Rather than positioning Argus as a single model redevelopment effort, the scope was expanded across all lead classes of business. The initiative evolved into a structured portfolio of AI-enabled transformation programmes, embedded within a broader syndicate-wide business transformation strategy.

AI was no longer presented as a discretionary optimisation opportunity. It was repositioned as a strategic enabler — potentially critical to protecting underwriting discipline, restoring competitive positioning, and safeguarding the future of a syndicate with over 100 years of market heritage.

The conversation shifted from cost containment to long-term survival and return on capital resilience.

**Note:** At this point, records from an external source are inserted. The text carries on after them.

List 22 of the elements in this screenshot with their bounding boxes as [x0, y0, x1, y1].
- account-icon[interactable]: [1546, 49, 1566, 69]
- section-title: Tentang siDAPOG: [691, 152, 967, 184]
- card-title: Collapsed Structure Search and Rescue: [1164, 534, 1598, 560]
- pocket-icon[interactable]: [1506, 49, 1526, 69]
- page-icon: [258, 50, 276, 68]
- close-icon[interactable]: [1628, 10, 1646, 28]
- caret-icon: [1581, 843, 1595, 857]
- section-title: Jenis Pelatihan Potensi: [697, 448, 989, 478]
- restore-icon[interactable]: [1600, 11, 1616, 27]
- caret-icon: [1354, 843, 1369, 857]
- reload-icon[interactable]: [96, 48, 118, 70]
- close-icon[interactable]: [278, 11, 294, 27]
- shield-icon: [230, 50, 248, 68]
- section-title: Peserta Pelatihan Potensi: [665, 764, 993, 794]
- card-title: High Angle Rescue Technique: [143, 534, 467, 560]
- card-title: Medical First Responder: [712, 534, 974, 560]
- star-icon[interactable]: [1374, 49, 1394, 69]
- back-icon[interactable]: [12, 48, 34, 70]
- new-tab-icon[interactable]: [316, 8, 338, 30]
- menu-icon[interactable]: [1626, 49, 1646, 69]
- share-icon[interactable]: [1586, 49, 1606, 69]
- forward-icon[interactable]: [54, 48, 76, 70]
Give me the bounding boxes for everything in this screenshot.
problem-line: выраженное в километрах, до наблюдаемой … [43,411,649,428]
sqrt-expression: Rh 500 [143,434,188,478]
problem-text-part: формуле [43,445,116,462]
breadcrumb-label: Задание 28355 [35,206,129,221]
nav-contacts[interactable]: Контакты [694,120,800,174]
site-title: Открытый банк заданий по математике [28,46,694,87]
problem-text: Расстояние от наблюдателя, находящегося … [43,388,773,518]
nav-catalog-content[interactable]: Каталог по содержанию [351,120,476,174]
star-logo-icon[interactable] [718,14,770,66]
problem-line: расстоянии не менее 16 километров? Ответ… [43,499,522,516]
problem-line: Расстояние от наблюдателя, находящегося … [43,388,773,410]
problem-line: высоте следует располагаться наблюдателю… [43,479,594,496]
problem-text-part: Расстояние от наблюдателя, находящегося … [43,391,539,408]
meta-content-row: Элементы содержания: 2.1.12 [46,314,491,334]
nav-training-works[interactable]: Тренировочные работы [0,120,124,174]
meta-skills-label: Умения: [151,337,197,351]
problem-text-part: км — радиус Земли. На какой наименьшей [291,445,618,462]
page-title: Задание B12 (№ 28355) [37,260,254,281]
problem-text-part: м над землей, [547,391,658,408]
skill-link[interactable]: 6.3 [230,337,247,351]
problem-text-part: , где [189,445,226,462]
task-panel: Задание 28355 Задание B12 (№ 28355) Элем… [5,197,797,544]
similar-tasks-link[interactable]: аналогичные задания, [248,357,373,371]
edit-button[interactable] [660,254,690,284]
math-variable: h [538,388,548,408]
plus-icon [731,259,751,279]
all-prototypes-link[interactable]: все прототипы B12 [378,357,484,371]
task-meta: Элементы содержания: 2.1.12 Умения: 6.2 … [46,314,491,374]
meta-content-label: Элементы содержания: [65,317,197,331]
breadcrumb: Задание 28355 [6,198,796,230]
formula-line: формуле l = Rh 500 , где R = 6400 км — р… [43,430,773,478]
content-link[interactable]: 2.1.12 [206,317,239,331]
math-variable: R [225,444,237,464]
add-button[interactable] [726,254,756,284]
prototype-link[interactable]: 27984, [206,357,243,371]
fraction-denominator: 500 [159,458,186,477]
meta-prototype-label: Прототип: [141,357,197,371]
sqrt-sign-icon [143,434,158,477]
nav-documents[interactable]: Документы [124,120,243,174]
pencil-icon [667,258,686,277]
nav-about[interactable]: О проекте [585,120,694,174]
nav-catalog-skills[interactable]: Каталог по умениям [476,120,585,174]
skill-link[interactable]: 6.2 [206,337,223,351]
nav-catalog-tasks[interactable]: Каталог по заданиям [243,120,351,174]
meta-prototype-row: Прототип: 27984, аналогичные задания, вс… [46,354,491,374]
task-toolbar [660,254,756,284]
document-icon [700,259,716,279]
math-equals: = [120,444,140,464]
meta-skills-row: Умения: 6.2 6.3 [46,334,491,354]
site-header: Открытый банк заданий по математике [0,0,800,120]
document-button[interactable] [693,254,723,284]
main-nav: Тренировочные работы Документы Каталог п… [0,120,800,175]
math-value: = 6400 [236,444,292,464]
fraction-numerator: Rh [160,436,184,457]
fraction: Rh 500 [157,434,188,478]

The question shifted from:

“Does the model work?”

To:

“Can our enterprise absorb and sustain probabilistic systems?”

The Real Lesson

AI failure in insurance is rarely algorithmic.

  • It is architectural.
  • It is governance-based.
  • It is behavioural.

Project Argus was not a model failure.

It was a transformation design failure.

If you are introducing AI into underwriting, pricing, or portfolio optimisation:

The first question is not model accuracy.

It is:

Is your operating model designed for AI systems?

Without that foundation, even a high-performing model will quietly degrade into irrelevance.